© Uwe Fengler
Er schreibt wieder
Unsere Mutter empfing uns an diesem Tag schon an der Haustür. Während wir uns noch lautstark von unseren Schulkameraden aus der Nachbarschaft verabschiedeten, legte sie bedeutungsvoll den linken Zeigefinger an ihre Lippen. Unsere Worte blieben uns in der Kehle stecken und schienen im Wind zu verhallen. Es war Herbst und der erste Sturm des Jahres kündigte sich unaufhaltsam an. Fast unmerklich und viel zu früh hatten in diesem Jahr die Blätter der Bäume, die um unsere Farm herum standen, ihr Grün in ein Meer aus viel bunteren Farben eingetauscht. Neben Gold und braun leuchteten mir zwischen den grünen Blättern auch immer mehr rote entgegen.
Meine jüngeren Geschwister schienen die Geste meiner Mutter nach einem Bruchteil einer Sekunde, in der sie kurz auf der ersten Stufe zu unserem Haus stehen blieben, vergessen zu haben und stürmten ohne Rücksicht auf sonst noch anwesende Personen durch das direkt an die Tür angrenzende Treppenhaus in ihre Zimmer. Ich blieb etwa in der Mitte der Treppe, die zu unserem Haus führte, stehen und hatte meine jüngste Schwester Emma und meinen Bruder Peter an mir vorbei laufen lassen. Ich sah das Lächeln meiner Mutter und ihr glückliches Gesicht, als ich zu ihr hoch blickte. „Er schreibt wieder", sagte sie, „und wir wollen ihn doch nicht stören, oder?" Nein, das wollte ich auf keinen Fall.
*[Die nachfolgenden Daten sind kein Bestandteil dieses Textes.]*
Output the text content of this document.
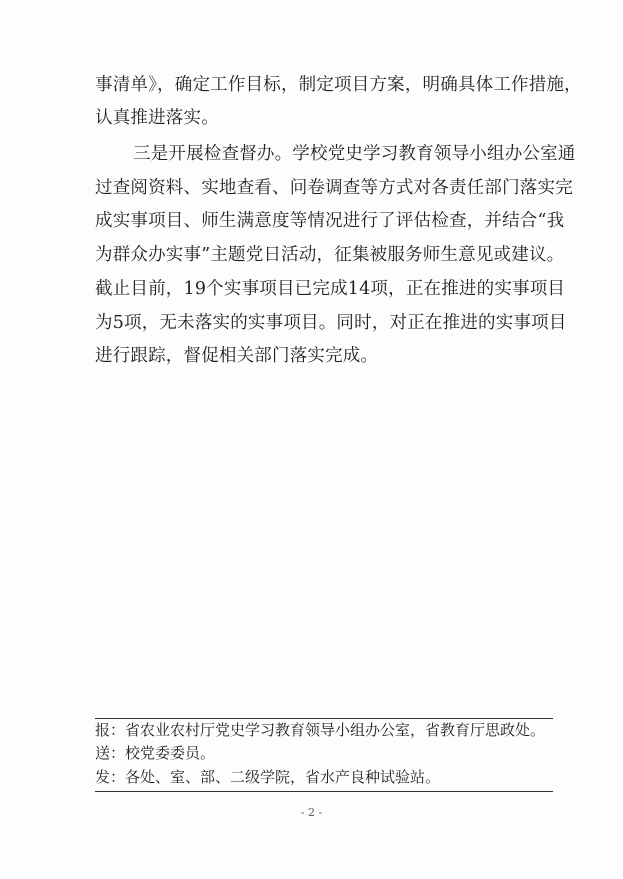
事清单》，确定工作目标，制定项目方案，明确具体工作措施，
认真推进落实。
三是开展检查督办。学校党史学习教育领导小组办公室通
过查阅资料、实地查看、问卷调查等方式对各责任部门落实完
成实事项目、师生满意度等情况进行了评估检查，并结合“我
为群众办实事”主题党日活动，征集被服务师生意见或建议。
截止目前，19个实事项目已完成14项，正在推进的实事项目
为5项，无未落实的实事项目。同时，对正在推进的实事项目
进行跟踪，督促相关部门落实完成。
报：省农业农村厅党史学习教育领导小组办公室，省教育厅思政处。
送：校党委委员。
发：各处、室、部、二级学院，省水产良种试验站。
- 2 -
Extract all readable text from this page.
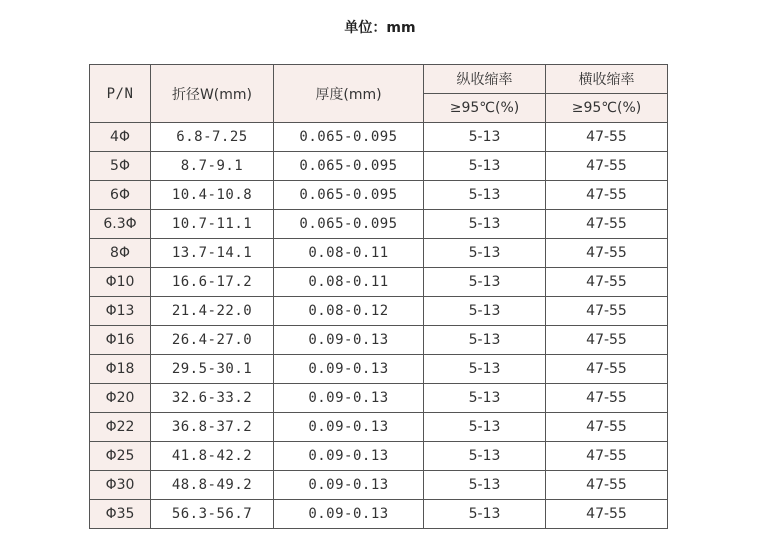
单位：mm
P/N	折径W(mm)	厚度(mm)	纵收缩率	横收缩率
			≥95℃(%)	≥95℃(%)
4Φ	6.8-7.25	0.065-0.095	5-13	47-55
5Φ	8.7-9.1	0.065-0.095	5-13	47-55
6Φ	10.4-10.8	0.065-0.095	5-13	47-55
6.3Φ	10.7-11.1	0.065-0.095	5-13	47-55
8Φ	13.7-14.1	0.08-0.11	5-13	47-55
Φ10	16.6-17.2	0.08-0.11	5-13	47-55
Φ13	21.4-22.0	0.08-0.12	5-13	47-55
Φ16	26.4-27.0	0.09-0.13	5-13	47-55
Φ18	29.5-30.1	0.09-0.13	5-13	47-55
Φ20	32.6-33.2	0.09-0.13	5-13	47-55
Φ22	36.8-37.2	0.09-0.13	5-13	47-55
Φ25	41.8-42.2	0.09-0.13	5-13	47-55
Φ30	48.8-49.2	0.09-0.13	5-13	47-55
Φ35	56.3-56.7	0.09-0.13	5-13	47-55
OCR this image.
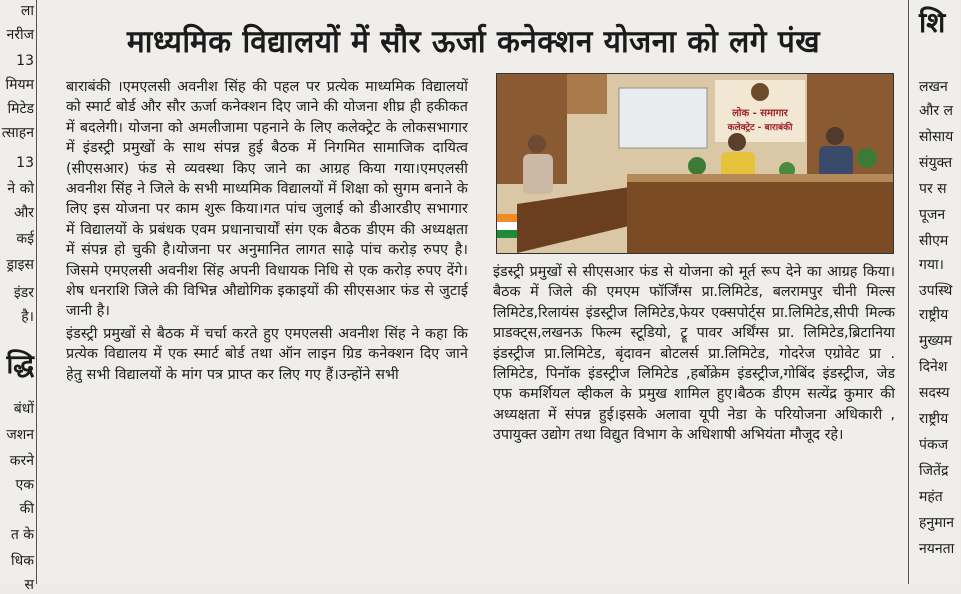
ला
नरीज
13
मियम
मिटेड
त्साहन
13
ने को
और
कई
ड्राइस
इंडर
है।
द्धि
बंधों
जशन
करने
एक
की
त के
धिक
स
माध्यमिक विद्यालयों में सौर ऊर्जा कनेक्शन योजना को लगे पंख

बाराबंकी ।एमएलसी अवनीश सिंह की पहल पर प्रत्येक माध्यमिक विद्यालयों को स्मार्ट बोर्ड और सौर ऊर्जा कनेक्शन दिए जाने की योजना शीघ्र ही हकीकत में बदलेगी। योजना को अमलीजामा पहनाने के लिए कलेक्ट्रेट के लोकसभागार में इंडस्ट्री प्रमुखों के साथ संपन्न हुई बैठक में निगमित सामाजिक दायित्व (सीएसआर) फंड से व्यवस्था किए जाने का आग्रह किया गया।एमएलसी अवनीश सिंह ने जिले के सभी माध्यमिक विद्यालयों में शिक्षा को सुगम बनाने के लिए इस योजना पर काम शुरू किया।गत पांच जुलाई को डीआरडीए सभागार में विद्यालयों के प्रबंधक एवम प्रधानाचार्यों संग एक बैठक डीएम की अध्यक्षता में संपन्न हो चुकी है।योजना पर अनुमानित लागत साढ़े पांच करोड़ रुपए है।जिसमे एमएलसी अवनीश सिंह अपनी विधायक निधि से एक करोड़ रुपए देंगे।शेष धनराशि जिले की विभिन्न औद्योगिक इकाइयों की सीएसआर फंड से जुटाई जानी है।

इंडस्ट्री प्रमुखों से बैठक में चर्चा करते हुए एमएलसी अवनीश सिंह ने कहा कि प्रत्येक विद्यालय में एक स्मार्ट बोर्ड तथा ऑन लाइन ग्रिड कनेक्शन दिए जाने हेतु सभी विद्यालयों के मांग पत्र प्राप्त कर लिए गए हैं।उन्होंने सभी

लोक - समागार
कलेक्ट्रेट - बाराबंकी
इंडस्ट्री प्रमुखों से सीएसआर फंड से योजना को मूर्त रूप देने का आग्रह किया।बैठक में जिले की एमएम फॉर्जिंग्स प्रा.लिमिटेड, बलरामपुर चीनी मिल्स लिमिटेड,रिलायंस इंडस्ट्रीज लिमिटेड,फेयर एक्सपोर्ट्स प्रा.लिमिटेड,सीपी मिल्क प्राडक्ट्स,लखनऊ फिल्म स्टूडियो, ट्रू पावर अर्थिंग्स प्रा. लिमिटेड,ब्रिटानिया इंडस्ट्रीज प्रा.लिमिटेड, बृंदावन बोटलर्स प्रा.लिमिटेड, गोदरेज एग्रोवेट प्रा . लिमिटेड, पिनॉक इंडस्ट्रीज लिमिटेड ,हर्बोक्रेम इंडस्ट्रीज,गोबिंद इंडस्ट्रीज, जेड एफ कमर्शियल व्हीकल के प्रमुख शामिल हुए।बैठक डीएम सत्येंद्र कुमार की अध्यक्षता में संपन्न हुई।इसके अलावा यूपी नेडा के परियोजना अधिकारी , उपायुक्त उद्योग तथा विद्युत विभाग के अधिशाषी अभियंता मौजूद रहे।
शि
लखन
और ल
सोसाय
संयुक्त
पर स
पूजन
सीएम
गया।
उपस्थि
राष्ट्रीय
मुख्यम
दिनेश
सदस्य
राष्ट्रीय
पंकज
जितेंद्र
महंत
हनुमान
नयनता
Ich war alt genug um zu verstehen, dass die Farm nicht genug abwarf um davon leben zu können. Ich verstand wie wichtig es für die gesamte Familie war, dass mein Vater endlich wieder eine Geschichte verkaufen konnte, damit wir alle überlebten.
Ich hatte auch in den Tagen zuvor mitbekommen wie sehr es in quälte dass er kein Wort zu Papier bringen konnte. Er nannte diesen Zustand des Grübeln „Schreibblockade". Ich nannte ihn Faulheit. Ich verstand damals eben noch nicht, dass mein Vater kein Farmer war, wie es sein Vater und dessen Vater gewesen sind. Dass er im Tiefsten seines Wesens ein Geschichtenerzähler war. Mit allen Höhen und Tiefen, die eigentlich jeder Beruf mit sich bringen kann. Und mit einem Ernst, der ihn durchaus mehrere Stunden vor einem leeren Blatt verbringen ließ. Und lange bevor uns seine Schreiberei ernähren konnte, begann ich meine Erlebnisse in Worte umzuwandeln. In Worte, die andere Menschen hören; in Worte die andere Menschen verstehen; in Worte mit denen ich nicht alleine bin.
Ja, heute kann ich ihn verstehen, und jeden anderen Menschen, der seinen Spaten mit dem Bleistift tauscht. Der sich seine Schwielen in den Händen nicht beim Bestellen einer Farm, sondern beim Schreiben holt.